Immortelle randonnée - Compostelle malgré moi (2013)

Le pas, c'est bien connu, agit sur la pensée comme un vilebrequin : il l'ébranle, la met en route, reçoit en retour son énergie. On avance à l'allure de ses songes et, quand ils sont lancés à plein régime, on court presque.
La foi apparaît comme une alternative à la régression animale qui menace si concrètement. Etre homme, ce serait connaître Dieu ou, à tout le moins, le chercher. L'animal poursuit sa proie ; l'être humain court après son salut. Tout s'éclaire.
Le bonheur du chemin est fait de ces instants qu'ignoreront toujours ceux qui roulent à grande vitesse, là-haut, sur la chaussée sans obstacle du présent.
L'extrême humilité est une des voies de l'orgueil.
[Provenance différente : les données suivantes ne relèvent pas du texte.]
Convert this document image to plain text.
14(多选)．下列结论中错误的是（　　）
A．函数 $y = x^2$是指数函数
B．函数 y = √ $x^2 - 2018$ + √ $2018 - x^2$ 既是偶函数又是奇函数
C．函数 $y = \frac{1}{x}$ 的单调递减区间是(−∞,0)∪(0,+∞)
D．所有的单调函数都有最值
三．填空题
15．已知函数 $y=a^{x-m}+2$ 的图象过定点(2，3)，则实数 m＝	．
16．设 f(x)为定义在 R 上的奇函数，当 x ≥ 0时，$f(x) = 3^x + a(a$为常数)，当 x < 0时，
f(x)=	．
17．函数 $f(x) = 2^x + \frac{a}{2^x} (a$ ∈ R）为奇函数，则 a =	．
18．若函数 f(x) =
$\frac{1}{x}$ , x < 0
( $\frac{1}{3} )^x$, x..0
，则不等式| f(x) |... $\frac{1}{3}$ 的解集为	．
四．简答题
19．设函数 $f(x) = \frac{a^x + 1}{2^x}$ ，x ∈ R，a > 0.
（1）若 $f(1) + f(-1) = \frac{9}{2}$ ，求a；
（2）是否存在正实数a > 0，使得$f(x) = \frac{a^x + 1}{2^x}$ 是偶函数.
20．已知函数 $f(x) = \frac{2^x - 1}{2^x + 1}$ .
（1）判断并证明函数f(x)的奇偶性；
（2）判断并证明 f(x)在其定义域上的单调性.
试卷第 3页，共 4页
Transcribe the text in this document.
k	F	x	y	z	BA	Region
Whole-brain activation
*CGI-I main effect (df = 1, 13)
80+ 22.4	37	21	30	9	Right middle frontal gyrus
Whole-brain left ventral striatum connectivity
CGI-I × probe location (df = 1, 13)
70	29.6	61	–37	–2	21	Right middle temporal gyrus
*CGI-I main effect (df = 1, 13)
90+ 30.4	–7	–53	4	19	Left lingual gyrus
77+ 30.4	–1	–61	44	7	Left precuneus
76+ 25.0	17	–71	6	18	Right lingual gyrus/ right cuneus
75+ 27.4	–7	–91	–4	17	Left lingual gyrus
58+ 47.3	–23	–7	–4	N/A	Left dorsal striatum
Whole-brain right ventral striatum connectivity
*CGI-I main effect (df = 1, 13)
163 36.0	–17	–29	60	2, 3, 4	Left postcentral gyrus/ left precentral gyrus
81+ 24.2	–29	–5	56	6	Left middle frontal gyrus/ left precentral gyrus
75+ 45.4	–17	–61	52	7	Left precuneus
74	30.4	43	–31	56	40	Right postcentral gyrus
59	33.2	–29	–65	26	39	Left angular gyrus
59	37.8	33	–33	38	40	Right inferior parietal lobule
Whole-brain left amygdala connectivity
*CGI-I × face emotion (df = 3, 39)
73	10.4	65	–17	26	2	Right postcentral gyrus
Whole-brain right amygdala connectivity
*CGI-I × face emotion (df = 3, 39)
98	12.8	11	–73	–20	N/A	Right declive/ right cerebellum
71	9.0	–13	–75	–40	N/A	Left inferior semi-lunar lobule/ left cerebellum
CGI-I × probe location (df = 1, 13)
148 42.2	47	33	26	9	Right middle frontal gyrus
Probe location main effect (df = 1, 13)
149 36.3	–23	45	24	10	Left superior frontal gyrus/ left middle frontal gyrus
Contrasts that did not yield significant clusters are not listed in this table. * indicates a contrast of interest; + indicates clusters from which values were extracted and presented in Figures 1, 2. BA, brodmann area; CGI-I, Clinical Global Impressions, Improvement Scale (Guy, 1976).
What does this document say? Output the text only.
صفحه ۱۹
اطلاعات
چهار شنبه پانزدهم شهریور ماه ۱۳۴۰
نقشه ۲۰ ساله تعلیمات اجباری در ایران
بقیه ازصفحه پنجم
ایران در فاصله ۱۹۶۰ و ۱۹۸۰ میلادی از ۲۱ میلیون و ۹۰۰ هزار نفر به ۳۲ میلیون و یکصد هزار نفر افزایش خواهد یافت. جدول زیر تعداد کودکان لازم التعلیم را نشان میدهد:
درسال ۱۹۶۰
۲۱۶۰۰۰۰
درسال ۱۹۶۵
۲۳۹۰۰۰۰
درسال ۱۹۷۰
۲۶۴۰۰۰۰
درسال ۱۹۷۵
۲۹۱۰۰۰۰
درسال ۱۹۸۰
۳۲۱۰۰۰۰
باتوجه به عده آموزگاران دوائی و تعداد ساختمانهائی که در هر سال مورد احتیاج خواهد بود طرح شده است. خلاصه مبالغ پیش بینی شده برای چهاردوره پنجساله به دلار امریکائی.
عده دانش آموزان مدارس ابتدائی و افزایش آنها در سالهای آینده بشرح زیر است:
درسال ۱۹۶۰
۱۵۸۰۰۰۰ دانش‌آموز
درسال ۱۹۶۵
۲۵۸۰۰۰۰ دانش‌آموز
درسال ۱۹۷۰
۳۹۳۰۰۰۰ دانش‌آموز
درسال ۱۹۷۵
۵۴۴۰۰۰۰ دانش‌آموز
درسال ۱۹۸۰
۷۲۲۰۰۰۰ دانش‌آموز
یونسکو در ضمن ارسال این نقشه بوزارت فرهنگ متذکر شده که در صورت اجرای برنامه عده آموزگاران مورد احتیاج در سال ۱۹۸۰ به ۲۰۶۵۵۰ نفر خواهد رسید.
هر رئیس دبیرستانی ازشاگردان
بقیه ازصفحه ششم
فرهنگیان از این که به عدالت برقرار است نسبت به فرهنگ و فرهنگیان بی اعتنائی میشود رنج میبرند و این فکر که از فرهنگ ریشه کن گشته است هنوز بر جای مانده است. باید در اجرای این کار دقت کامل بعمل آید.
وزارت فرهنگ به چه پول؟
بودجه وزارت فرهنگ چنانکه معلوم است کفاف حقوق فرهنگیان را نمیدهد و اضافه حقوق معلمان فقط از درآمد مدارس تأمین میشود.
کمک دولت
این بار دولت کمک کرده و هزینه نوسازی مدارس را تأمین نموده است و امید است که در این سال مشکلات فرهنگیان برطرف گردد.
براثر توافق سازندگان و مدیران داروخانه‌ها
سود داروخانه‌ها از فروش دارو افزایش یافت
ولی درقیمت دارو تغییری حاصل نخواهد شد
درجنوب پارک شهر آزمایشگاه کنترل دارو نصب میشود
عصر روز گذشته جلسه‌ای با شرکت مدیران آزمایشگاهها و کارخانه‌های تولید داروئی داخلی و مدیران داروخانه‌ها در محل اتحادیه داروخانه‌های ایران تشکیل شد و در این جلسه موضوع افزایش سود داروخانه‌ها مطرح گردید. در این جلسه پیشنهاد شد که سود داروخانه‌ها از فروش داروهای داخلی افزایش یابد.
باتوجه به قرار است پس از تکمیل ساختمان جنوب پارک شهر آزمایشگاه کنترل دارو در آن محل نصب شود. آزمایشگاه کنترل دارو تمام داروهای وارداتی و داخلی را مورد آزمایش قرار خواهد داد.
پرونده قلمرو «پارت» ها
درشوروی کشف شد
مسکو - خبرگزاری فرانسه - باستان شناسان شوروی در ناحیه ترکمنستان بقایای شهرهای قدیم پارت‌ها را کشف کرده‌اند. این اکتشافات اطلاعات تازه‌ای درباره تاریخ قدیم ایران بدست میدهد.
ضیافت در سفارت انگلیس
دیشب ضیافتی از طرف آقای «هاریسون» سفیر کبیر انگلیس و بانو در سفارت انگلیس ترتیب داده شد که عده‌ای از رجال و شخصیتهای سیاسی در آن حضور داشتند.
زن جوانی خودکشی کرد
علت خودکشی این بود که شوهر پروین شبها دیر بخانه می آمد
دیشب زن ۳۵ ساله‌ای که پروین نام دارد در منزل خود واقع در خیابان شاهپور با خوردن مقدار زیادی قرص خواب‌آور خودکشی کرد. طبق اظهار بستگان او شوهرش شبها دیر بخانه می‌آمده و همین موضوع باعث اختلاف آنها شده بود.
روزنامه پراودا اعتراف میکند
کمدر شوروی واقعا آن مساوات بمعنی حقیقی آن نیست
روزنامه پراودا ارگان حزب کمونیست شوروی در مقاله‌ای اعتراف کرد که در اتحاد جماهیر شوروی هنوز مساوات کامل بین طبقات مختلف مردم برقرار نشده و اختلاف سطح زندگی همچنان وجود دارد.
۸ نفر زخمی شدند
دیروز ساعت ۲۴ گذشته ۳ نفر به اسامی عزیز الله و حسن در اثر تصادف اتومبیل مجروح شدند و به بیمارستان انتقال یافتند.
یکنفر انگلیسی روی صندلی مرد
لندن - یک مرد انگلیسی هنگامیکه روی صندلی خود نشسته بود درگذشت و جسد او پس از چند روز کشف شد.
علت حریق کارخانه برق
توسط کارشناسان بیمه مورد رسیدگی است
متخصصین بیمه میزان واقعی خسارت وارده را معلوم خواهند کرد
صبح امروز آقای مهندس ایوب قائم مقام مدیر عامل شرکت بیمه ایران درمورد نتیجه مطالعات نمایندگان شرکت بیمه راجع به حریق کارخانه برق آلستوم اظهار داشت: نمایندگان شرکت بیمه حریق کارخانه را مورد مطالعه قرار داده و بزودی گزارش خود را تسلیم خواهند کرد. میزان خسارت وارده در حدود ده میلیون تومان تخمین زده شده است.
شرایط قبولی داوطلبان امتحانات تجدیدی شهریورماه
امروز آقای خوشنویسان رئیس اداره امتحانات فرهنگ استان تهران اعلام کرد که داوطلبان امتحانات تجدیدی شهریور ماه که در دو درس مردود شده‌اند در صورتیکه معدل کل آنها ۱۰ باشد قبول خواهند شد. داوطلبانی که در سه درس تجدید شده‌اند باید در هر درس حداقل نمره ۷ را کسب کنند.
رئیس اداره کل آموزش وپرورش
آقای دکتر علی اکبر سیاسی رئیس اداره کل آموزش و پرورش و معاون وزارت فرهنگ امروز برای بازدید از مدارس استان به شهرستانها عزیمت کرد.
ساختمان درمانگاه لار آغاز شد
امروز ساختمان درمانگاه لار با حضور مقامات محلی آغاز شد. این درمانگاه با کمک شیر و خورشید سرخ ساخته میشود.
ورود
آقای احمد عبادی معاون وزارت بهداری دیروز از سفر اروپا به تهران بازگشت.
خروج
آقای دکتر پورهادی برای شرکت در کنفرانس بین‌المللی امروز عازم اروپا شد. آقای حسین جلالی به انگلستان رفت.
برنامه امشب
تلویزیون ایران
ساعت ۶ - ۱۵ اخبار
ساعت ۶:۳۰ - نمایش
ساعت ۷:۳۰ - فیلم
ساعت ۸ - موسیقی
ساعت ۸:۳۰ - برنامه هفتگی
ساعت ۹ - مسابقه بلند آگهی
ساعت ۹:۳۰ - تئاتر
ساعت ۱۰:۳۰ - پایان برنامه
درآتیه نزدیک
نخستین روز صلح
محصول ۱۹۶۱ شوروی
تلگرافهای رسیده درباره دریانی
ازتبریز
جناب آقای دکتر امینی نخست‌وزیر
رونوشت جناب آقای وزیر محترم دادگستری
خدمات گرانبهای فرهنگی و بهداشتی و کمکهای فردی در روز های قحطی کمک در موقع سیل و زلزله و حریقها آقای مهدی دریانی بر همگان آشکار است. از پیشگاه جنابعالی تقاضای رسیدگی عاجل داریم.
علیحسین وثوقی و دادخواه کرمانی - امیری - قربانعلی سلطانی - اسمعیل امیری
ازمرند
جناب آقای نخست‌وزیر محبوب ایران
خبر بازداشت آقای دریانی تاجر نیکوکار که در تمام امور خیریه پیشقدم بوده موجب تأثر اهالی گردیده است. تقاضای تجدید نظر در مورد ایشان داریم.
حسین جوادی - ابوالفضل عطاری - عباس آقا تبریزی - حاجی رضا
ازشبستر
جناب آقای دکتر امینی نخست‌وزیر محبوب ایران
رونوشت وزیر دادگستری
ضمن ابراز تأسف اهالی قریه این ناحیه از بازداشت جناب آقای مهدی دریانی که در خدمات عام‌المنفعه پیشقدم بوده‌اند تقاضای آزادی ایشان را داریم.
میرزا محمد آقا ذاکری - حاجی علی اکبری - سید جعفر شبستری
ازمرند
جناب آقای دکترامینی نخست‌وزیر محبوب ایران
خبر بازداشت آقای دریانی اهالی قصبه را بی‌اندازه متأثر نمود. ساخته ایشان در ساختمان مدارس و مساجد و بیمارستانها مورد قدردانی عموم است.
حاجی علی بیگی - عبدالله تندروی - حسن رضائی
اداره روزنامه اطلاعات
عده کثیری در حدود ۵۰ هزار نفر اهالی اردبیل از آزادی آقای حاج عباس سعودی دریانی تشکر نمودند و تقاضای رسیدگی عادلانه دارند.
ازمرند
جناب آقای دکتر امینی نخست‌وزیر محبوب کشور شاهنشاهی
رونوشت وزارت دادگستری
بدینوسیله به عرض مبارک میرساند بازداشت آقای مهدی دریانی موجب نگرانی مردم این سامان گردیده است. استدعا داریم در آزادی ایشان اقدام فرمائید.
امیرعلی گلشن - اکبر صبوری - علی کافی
A la différence d'organes plus intimes que la pudeur incite à ne pas exposer, les pieds sont assez volontiers montrés en public. On les exhibe sous le nez des biens-portants, afin de recueillir d'eux un avis.
En Cantabrie, le marcheur prend conscience pour la première fois qu'il est lui-même un déchet.
Pour le dire d'une formule qui n'est plaisante qu'en apparence : en partant pour Saint-Jacques, je ne cherchais rien et je l'ai trouvé.
La vertu du grand air et des vieilles pierres est de faire oublier instantanément que peuvent exister des lieux de clôture, de laideur et d'asphyxie.